In Minnesota, businesses are allowed to incorporate, thereby becoming their own legal entities. An incorporated business acts in its own name, whether buying and selling property, agreeing to contracts or exercising legal rights. The office of the Secretary of State is the agency that receives applications for incorporation in Minnesota, and they must be completed in conformity with particular guidelines.

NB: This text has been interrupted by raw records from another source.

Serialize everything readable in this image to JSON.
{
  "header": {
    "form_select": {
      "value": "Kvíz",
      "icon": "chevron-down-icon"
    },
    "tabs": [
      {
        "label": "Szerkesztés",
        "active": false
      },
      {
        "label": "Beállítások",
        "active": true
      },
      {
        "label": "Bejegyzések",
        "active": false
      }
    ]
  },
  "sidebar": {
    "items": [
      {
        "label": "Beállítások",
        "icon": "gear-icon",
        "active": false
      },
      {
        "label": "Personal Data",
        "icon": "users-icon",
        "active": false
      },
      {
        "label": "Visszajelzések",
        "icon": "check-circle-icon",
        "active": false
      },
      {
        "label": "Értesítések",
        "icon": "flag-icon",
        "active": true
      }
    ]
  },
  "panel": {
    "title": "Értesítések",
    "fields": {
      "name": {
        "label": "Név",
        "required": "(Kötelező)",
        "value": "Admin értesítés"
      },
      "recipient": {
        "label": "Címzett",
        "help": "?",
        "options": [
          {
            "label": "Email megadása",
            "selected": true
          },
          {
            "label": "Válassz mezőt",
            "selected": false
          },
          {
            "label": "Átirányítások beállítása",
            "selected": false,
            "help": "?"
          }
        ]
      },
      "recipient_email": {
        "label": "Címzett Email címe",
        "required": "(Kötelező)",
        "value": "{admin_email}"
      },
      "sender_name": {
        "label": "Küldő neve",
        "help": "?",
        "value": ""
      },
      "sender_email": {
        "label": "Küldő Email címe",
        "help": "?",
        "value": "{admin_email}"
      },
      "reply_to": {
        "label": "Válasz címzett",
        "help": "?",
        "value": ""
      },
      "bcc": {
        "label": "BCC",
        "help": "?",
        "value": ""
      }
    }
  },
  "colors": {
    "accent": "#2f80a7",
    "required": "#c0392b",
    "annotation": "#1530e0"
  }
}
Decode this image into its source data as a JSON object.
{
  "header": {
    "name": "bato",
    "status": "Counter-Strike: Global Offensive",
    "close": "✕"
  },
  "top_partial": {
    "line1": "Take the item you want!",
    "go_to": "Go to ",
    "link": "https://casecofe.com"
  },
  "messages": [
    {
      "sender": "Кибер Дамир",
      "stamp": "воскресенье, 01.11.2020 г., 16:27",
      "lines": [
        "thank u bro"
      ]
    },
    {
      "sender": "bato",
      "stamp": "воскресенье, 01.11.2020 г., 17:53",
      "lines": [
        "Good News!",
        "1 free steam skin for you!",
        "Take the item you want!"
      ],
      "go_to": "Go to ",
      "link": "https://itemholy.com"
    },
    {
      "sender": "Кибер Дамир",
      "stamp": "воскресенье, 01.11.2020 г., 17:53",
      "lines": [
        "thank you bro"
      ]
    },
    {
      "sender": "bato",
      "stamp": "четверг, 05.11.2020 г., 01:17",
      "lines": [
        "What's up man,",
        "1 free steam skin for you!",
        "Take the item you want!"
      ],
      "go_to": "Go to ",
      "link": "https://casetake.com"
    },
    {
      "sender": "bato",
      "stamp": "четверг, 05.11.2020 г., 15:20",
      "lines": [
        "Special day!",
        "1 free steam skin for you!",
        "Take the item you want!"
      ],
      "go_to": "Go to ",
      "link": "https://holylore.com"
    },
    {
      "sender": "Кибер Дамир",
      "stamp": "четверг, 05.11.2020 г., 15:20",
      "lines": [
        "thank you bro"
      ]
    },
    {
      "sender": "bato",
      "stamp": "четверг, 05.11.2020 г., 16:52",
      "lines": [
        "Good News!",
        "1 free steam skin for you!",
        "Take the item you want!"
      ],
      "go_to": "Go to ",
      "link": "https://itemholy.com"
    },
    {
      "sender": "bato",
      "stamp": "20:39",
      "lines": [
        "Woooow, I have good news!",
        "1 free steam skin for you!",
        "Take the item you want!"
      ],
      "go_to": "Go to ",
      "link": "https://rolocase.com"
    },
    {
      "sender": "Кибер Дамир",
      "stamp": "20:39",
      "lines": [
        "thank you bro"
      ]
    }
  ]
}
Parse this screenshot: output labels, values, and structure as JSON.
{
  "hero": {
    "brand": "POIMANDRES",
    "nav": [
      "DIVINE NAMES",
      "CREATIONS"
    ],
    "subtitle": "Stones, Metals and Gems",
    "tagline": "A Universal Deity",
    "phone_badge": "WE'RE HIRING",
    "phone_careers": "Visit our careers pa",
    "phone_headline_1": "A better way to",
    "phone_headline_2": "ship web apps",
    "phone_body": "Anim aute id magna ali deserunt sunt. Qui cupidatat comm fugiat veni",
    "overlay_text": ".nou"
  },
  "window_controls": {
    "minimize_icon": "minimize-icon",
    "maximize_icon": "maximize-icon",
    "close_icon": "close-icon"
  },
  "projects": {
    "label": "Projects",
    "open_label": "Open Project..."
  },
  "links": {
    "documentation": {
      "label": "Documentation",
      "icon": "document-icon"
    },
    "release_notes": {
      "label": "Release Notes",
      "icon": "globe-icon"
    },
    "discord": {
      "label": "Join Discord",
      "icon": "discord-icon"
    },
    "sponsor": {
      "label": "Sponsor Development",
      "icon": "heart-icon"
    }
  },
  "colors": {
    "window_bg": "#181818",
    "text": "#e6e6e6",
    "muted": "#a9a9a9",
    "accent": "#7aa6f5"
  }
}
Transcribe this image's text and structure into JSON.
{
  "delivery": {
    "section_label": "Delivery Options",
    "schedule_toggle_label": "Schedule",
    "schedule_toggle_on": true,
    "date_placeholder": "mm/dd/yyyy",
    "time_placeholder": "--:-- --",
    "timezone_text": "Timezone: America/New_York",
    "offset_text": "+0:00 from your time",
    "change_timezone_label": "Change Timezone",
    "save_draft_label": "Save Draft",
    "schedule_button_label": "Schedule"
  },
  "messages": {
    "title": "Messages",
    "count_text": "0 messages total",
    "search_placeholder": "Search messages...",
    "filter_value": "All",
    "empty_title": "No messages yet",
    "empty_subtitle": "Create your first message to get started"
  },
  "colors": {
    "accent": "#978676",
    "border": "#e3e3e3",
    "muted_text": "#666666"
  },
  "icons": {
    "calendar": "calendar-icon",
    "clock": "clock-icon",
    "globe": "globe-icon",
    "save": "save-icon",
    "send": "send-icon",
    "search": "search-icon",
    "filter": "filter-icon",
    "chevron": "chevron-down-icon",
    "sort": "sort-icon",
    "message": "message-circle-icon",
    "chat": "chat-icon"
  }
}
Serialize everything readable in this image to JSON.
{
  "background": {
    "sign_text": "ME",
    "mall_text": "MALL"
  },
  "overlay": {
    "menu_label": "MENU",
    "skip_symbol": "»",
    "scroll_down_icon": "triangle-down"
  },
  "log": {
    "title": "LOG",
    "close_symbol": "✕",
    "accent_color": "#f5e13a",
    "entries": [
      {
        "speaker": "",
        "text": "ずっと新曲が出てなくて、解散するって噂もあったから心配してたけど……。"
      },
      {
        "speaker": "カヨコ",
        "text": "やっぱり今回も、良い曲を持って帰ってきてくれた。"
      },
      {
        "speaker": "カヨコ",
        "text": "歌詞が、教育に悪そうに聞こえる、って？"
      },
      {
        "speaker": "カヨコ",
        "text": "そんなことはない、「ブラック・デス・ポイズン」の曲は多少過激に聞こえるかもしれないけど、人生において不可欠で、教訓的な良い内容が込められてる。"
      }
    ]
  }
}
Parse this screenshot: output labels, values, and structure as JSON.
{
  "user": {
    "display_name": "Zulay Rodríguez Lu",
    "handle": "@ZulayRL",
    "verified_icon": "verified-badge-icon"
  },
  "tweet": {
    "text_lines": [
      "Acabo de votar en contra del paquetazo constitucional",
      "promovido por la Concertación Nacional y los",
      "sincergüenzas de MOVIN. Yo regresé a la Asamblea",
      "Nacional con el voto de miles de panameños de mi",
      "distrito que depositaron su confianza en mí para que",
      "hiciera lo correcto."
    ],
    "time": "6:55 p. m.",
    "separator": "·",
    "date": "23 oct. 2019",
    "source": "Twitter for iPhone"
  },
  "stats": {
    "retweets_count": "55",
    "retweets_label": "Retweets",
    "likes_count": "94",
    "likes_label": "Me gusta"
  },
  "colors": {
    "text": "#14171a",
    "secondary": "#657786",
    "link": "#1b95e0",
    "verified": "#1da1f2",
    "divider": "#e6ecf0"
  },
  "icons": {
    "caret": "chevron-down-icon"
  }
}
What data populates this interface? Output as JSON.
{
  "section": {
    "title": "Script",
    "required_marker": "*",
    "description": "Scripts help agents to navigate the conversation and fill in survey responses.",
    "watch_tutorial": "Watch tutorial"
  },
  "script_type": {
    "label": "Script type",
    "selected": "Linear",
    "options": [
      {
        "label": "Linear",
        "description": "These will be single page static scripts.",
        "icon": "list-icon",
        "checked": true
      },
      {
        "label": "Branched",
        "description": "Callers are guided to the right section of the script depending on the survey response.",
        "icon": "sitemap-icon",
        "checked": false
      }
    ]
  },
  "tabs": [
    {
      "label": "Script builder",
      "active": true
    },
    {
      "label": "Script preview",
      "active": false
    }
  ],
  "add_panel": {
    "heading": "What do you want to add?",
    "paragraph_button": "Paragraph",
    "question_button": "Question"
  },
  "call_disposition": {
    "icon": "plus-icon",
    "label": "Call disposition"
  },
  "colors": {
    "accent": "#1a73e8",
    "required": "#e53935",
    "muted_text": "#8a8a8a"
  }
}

Benefits of Incorporation in Minnesota

Certain advantages inure to a business in Minnesota that has incorporated over one that has not. First, a corporation's liabilities can never go beyond the amount invested in the business by the owners. With unincorporated businesses, personal property of owners can be liquidated in order to fulfill the liabilities of the business. Furthermore, banks in the West St. Paul area prefer to evaluate the credit worthiness of a business as a whole rather than that of individual owners. This makes the process of getting corporate loans simpler. Lastly, ownership of a corporation is divided into equal portions or "shares" of stock, which may be bought and sold much more easily than the ownership of an unincorporated business.

Costs of Incorporation

Incorporation can be costly. First, a modest filing fee might be charged in Minnesota for any business that wants to incorporate. Also, a corporation is taxed as its own entity. In other words, the profits a corporation makes are now taxed separately, while any disbursements to shareholders are taxed as individual income. This is called double taxation. However, a business might avoid this disadvantage with proper planning and assistance from a local West St. Paul lawyer.